The AFL’s match review panel officer Michael Christian should ask “more questions” to establish intent before laying charges like the one against Western Bulldogs forward Rhylee West that was thrown out on Tuesday night, according to his coach Luke Beveridge.
As he declared his support for a review of the rules that eliminate players from contention for the Rising Star award who are suspended for football acts, Beveridge said players should “always get off” when accidents occurred “regardless of how hurt the other player is”.
West was cleared of a rough conduct charge, and had his one-week suspension overturned, after a collision with Collingwood veteran Jeremy Howe in the goal square at Marvel Stadium during last Friday’s match.
West was running at pace and collected Howe high as he attempted to take possession of the ball but successfully argued he only braced for contact and caught Howe as he went to tackle his Magpie teammate Brayden Maynard.
While happy that the tribunal process delivered the outcome it should have, Beveridge said instances like that shouldn’t even make it that far.
“It was totally incidental, he was trying to do something and a Collingwood player ran into him,” Beveridge said on Wednesday.
“Ideally, that is picked up before he’s charged and we don’t have to worry about it, or questions are asked and maybe a bit more time is spent on something like that so it doesn’t end up going to the panel.
“I’ve always thought if you could actually establish whether a player intended to hurt someone or not, and people talk about football acts and non-football acts, I think you can work out whether there is clear intent.
“When there are accidents or instances that there’s no real intent, I think the player should always get off, regardless of how hurt the other player is.
“I think you can use the old civil test, the balance of probabilities, the 50-50 test rather than beyond reasonable doubt.”
The Bulldogs didn’t challenge the two-game suspension given to young gun Sam Darcy for his heavy hit on Maynard that also ruled him ineligible for the Rising Star.
A similar fate befell prohibitive favourite Harley Reid, who copped a two-game ban for a dangerous tackle.
But amid the fallout, Geelong premiership coach Chris Scott, who won the Rising Star in 1994 after a suspension ruled Corey McKernan out, said the “benchmark for being suspended is so much tighter” now and the fairest component was a “relic” and “a bit antiquated to me”.

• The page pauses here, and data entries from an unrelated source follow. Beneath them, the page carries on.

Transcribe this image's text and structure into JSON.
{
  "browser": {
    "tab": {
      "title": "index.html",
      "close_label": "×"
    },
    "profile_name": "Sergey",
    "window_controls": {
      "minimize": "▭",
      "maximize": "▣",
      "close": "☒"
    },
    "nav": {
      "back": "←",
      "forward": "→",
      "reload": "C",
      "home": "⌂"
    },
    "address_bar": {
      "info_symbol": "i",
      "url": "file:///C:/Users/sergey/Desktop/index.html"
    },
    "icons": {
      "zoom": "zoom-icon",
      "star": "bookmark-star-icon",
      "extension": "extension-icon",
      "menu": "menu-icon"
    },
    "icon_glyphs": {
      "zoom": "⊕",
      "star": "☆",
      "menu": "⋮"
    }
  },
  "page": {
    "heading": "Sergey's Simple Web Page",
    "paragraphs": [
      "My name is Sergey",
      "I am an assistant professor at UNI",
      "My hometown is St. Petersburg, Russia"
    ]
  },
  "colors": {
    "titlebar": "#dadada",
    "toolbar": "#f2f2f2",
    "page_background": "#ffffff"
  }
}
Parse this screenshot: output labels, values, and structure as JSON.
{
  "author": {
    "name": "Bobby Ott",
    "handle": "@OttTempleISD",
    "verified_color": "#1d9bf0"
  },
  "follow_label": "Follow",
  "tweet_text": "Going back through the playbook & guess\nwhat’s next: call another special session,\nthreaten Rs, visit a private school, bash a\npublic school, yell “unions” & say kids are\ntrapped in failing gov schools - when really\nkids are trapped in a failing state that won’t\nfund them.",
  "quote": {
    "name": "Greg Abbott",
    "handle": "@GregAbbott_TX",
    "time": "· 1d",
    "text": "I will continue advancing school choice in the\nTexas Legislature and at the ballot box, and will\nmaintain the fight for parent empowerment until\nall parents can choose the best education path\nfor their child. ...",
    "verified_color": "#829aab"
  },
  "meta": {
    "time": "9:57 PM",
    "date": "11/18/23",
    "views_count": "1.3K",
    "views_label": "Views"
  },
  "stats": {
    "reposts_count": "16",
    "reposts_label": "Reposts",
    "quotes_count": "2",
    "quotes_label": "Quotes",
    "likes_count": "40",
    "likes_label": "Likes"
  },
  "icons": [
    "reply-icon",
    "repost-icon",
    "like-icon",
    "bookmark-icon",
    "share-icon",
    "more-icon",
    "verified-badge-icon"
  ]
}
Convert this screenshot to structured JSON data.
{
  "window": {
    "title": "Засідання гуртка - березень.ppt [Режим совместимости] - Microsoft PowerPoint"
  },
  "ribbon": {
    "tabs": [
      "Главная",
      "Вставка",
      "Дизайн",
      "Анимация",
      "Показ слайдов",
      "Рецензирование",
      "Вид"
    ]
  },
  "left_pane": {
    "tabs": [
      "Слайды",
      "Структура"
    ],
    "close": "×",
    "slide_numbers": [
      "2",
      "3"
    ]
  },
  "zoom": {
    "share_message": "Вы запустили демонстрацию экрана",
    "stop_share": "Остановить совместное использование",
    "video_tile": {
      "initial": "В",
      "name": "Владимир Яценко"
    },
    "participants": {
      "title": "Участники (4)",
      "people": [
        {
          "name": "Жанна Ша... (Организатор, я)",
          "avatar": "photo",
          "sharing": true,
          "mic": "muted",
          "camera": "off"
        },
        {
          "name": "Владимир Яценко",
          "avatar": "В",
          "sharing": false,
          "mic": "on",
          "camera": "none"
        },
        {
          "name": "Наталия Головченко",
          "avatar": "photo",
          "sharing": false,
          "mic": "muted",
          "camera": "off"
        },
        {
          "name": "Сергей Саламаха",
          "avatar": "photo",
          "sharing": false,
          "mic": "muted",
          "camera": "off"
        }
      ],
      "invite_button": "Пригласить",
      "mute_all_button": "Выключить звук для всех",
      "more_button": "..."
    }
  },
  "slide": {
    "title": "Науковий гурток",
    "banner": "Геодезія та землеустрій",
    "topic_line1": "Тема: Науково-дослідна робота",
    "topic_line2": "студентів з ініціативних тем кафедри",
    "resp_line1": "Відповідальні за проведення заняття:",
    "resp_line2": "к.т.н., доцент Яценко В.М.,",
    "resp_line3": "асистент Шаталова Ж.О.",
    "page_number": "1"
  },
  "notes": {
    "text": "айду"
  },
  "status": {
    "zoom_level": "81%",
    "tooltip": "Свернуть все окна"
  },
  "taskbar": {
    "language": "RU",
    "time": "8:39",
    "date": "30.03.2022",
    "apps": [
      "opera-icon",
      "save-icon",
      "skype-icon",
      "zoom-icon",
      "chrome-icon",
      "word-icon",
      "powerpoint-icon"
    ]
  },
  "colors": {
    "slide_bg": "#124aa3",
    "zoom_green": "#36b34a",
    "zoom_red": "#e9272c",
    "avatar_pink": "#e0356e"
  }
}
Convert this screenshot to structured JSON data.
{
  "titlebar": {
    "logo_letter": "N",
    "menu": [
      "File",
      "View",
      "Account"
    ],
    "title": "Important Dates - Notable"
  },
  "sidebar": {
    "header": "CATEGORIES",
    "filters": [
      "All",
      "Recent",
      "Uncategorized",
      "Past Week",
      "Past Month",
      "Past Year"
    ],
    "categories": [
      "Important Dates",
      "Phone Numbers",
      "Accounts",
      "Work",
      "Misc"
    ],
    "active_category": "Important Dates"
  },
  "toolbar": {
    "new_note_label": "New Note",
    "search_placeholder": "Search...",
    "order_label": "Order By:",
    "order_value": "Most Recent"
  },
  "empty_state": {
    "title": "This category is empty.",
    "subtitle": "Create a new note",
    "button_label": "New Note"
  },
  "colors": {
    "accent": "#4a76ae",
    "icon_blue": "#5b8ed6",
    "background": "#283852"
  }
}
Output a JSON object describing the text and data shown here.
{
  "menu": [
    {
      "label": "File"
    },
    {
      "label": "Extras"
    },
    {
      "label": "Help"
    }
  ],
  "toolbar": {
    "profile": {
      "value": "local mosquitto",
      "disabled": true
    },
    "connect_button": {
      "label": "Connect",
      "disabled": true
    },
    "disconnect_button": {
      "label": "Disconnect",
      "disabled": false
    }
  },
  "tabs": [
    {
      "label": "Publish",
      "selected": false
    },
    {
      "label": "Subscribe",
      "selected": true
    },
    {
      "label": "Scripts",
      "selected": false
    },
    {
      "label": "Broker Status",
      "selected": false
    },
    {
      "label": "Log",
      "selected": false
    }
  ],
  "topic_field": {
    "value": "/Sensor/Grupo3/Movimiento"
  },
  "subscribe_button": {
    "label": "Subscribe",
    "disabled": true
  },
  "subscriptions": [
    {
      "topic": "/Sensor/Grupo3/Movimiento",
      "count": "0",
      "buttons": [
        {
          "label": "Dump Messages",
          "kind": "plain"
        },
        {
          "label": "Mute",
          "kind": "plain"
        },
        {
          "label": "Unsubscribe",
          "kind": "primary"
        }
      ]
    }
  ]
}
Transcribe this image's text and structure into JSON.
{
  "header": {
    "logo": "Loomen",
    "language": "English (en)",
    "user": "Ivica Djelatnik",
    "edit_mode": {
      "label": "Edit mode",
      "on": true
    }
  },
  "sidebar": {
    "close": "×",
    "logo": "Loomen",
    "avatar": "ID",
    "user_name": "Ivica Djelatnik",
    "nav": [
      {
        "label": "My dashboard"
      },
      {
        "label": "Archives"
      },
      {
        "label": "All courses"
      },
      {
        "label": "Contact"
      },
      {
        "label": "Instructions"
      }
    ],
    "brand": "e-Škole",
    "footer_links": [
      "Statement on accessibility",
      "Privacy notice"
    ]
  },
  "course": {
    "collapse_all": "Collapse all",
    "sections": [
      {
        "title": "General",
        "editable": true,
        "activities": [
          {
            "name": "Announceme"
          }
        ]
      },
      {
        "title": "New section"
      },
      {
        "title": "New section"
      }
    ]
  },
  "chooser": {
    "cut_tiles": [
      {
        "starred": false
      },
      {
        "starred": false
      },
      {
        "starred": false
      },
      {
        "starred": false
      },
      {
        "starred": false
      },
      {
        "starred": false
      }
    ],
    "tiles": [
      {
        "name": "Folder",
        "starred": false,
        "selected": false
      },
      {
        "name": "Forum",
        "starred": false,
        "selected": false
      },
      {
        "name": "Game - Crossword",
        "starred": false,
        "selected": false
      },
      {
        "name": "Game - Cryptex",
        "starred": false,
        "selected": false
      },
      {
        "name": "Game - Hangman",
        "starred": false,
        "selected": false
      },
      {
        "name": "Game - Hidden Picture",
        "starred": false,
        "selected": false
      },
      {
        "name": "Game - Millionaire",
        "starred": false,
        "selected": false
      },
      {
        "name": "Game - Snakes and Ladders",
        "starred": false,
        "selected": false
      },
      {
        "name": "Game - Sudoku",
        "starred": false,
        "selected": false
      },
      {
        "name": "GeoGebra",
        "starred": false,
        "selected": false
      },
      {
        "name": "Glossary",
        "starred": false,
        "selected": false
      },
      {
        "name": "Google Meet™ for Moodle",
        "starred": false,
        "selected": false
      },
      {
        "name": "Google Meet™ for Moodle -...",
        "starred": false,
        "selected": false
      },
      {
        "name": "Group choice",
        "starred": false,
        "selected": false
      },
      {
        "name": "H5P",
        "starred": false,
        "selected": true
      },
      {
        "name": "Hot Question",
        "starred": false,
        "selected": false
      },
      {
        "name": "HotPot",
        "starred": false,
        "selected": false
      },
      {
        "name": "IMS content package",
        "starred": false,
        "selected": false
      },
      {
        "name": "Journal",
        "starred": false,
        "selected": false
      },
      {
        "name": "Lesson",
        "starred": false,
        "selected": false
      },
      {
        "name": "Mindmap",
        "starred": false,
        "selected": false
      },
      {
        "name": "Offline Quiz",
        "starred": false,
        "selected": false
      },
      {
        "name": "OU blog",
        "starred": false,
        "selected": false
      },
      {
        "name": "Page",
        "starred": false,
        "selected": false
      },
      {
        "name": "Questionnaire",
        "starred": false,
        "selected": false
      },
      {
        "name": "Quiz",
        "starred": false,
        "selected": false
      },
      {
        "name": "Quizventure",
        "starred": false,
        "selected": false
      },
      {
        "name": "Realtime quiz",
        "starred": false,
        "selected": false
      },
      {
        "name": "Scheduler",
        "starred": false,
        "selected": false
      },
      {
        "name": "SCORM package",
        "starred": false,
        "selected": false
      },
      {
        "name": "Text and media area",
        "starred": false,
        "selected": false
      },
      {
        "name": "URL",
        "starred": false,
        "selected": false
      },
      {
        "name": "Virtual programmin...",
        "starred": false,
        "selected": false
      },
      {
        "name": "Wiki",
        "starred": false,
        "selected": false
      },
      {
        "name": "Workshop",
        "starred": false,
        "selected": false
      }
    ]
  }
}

Beveridge said he agreed a conversation should be had.
“I am aware that Chris Scott made that the evolution of our thinking and the criteria with what you could get away with back then you can’t get away with now,” he said.
“I think that’s a definite conversation to be had. How you get to the point where you work out what gets through the gateway and what doesn’t? I don’t know.
“I think what Chris Scott said was very valid based on how the game has evolved, the four cameras, the sensitivity around concussion, but I’ll stay out of working out (how) to do it.”